Senada dengan pendapat yang disampaikan oleh Sayyid Muhammad di atas, Syekh Muhammad Yusuf Khattar dalam kitabnya mengutip pendapat Syekh Mubassyir at-Tharazi yang mengatakan bahwa merayakan kelahiran nabi bisa menjadi wajib jika bisa menjadi salah satu sarana yang efektif untuk berdakwah sekaligus sebagai salah satu alternarif untuk menandingi perayaan-perayaan yang berbahaya sebagaimana banyak terjadi saat ini,


قَالَ مُبَشِّرُ الطَّرَازِي: اِنَّ الْاِحْتِفَالَ بِذِكْرَى الْمَوْلِدِ النَّبَوِي الشَّرِيْفِ أَصْبَحَ وَاجِبًا أَسَاسِيًا لِمُوَاجَهَةٍ مَا اسْتَجَدَّ الْاِحْتِفَالَاتِ مِنَ الضَّارَةِ فِي هَذِهِ الْأَيَّامِ


Artinya, “Telah berkata Syekh Mubassyir at-Tharazi: Sungguh perayaan dengan mengingat kelahiran nabi yang mulia bisa menjadi wajib yang bersifat siyasat untuk menandingi perayaan-perayaan lain yang membahayakan pada hari ini.” (Syekh Yusuf Khattar, al-Mausu’ah al-Yusufiyah fi Bayani Adillatis Shufiyah, [Darut Taqwa: 1998], halaman 21).


Dari beberapa penjelasan di atas, dapat disimpulkan bahwa menjadi acara-acara maulid sebagai sarana untuk berdakwah merupakan langkah yang tepat, bahkan bisa menjadi wajib yang bersifat siasat.
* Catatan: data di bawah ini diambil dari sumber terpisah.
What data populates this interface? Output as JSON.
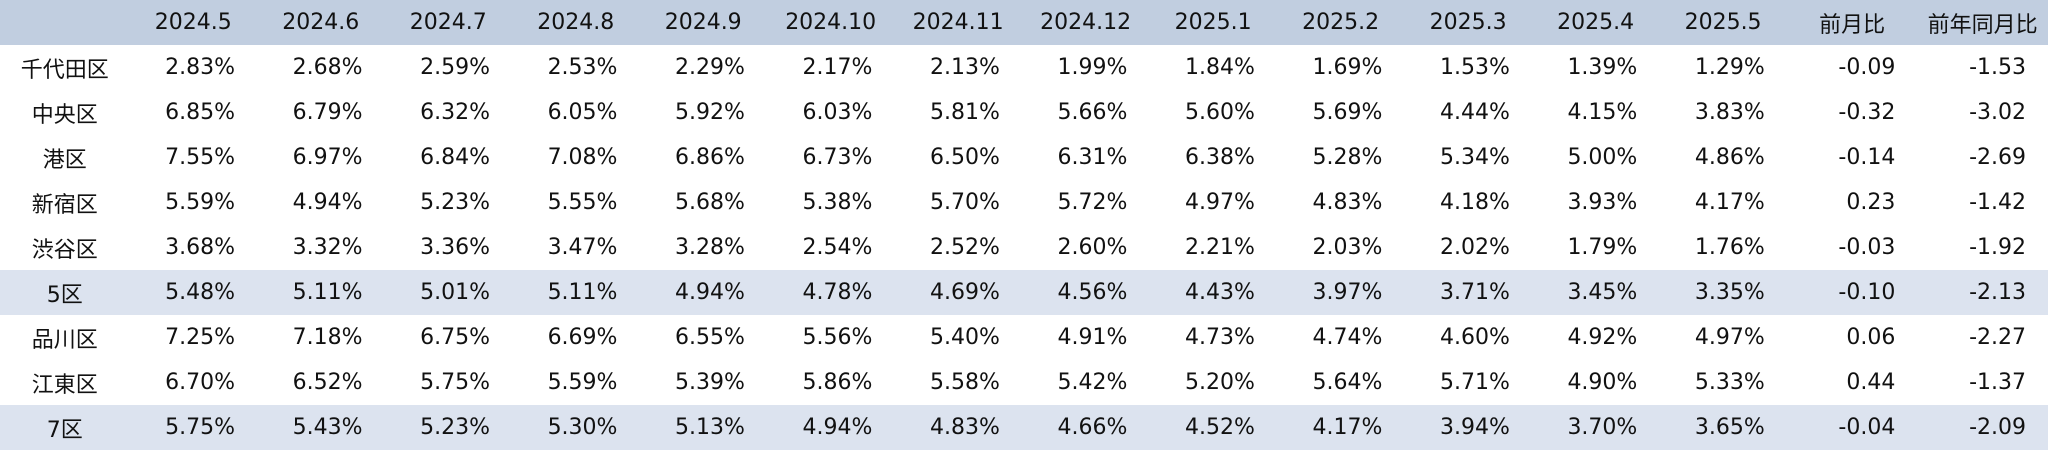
{
  "table": {
    "corner": "",
    "periods": [
      "2024.5",
      "2024.6",
      "2024.7",
      "2024.8",
      "2024.9",
      "2024.10",
      "2024.11",
      "2024.12",
      "2025.1",
      "2025.2",
      "2025.3",
      "2025.4",
      "2025.5"
    ],
    "change_headers": [
      "前月比",
      "前年同月比"
    ],
    "rows": [
      {
        "label": "千代田区",
        "summary": false,
        "values": [
          "2.83%",
          "2.68%",
          "2.59%",
          "2.53%",
          "2.29%",
          "2.17%",
          "2.13%",
          "1.99%",
          "1.84%",
          "1.69%",
          "1.53%",
          "1.39%",
          "1.29%"
        ],
        "mom": "-0.09",
        "yoy": "-1.53"
      },
      {
        "label": "中央区",
        "summary": false,
        "values": [
          "6.85%",
          "6.79%",
          "6.32%",
          "6.05%",
          "5.92%",
          "6.03%",
          "5.81%",
          "5.66%",
          "5.60%",
          "5.69%",
          "4.44%",
          "4.15%",
          "3.83%"
        ],
        "mom": "-0.32",
        "yoy": "-3.02"
      },
      {
        "label": "港区",
        "summary": false,
        "values": [
          "7.55%",
          "6.97%",
          "6.84%",
          "7.08%",
          "6.86%",
          "6.73%",
          "6.50%",
          "6.31%",
          "6.38%",
          "5.28%",
          "5.34%",
          "5.00%",
          "4.86%"
        ],
        "mom": "-0.14",
        "yoy": "-2.69"
      },
      {
        "label": "新宿区",
        "summary": false,
        "values": [
          "5.59%",
          "4.94%",
          "5.23%",
          "5.55%",
          "5.68%",
          "5.38%",
          "5.70%",
          "5.72%",
          "4.97%",
          "4.83%",
          "4.18%",
          "3.93%",
          "4.17%"
        ],
        "mom": "0.23",
        "yoy": "-1.42"
      },
      {
        "label": "渋谷区",
        "summary": false,
        "values": [
          "3.68%",
          "3.32%",
          "3.36%",
          "3.47%",
          "3.28%",
          "2.54%",
          "2.52%",
          "2.60%",
          "2.21%",
          "2.03%",
          "2.02%",
          "1.79%",
          "1.76%"
        ],
        "mom": "-0.03",
        "yoy": "-1.92"
      },
      {
        "label": "5区",
        "summary": true,
        "values": [
          "5.48%",
          "5.11%",
          "5.01%",
          "5.11%",
          "4.94%",
          "4.78%",
          "4.69%",
          "4.56%",
          "4.43%",
          "3.97%",
          "3.71%",
          "3.45%",
          "3.35%"
        ],
        "mom": "-0.10",
        "yoy": "-2.13"
      },
      {
        "label": "品川区",
        "summary": false,
        "values": [
          "7.25%",
          "7.18%",
          "6.75%",
          "6.69%",
          "6.55%",
          "5.56%",
          "5.40%",
          "4.91%",
          "4.73%",
          "4.74%",
          "4.60%",
          "4.92%",
          "4.97%"
        ],
        "mom": "0.06",
        "yoy": "-2.27"
      },
      {
        "label": "江東区",
        "summary": false,
        "values": [
          "6.70%",
          "6.52%",
          "5.75%",
          "5.59%",
          "5.39%",
          "5.86%",
          "5.58%",
          "5.42%",
          "5.20%",
          "5.64%",
          "5.71%",
          "4.90%",
          "5.33%"
        ],
        "mom": "0.44",
        "yoy": "-1.37"
      },
      {
        "label": "7区",
        "summary": true,
        "values": [
          "5.75%",
          "5.43%",
          "5.23%",
          "5.30%",
          "5.13%",
          "4.94%",
          "4.83%",
          "4.66%",
          "4.52%",
          "4.17%",
          "3.94%",
          "3.70%",
          "3.65%"
        ],
        "mom": "-0.04",
        "yoy": "-2.09"
      }
    ]
  },
  "colors": {
    "header_bg": "#c1cee0",
    "summary_row_bg": "#dce3ef",
    "row_bg": "#ffffff",
    "text": "#111111"
  }
}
Sebab, semua umat Islam sedang berkumpul pada acara ini, sehingga mengajak mereka pada kebenaran dalam beragama Islam menjadi sebuah momentum yang sangat tepat. Wallahu a’lam


Ustadz Sunnatullah, Pengajar di Pondok Pesantren Al-Hikmah Darussalam Durjan Kokop Bangkalan Jawa Timur.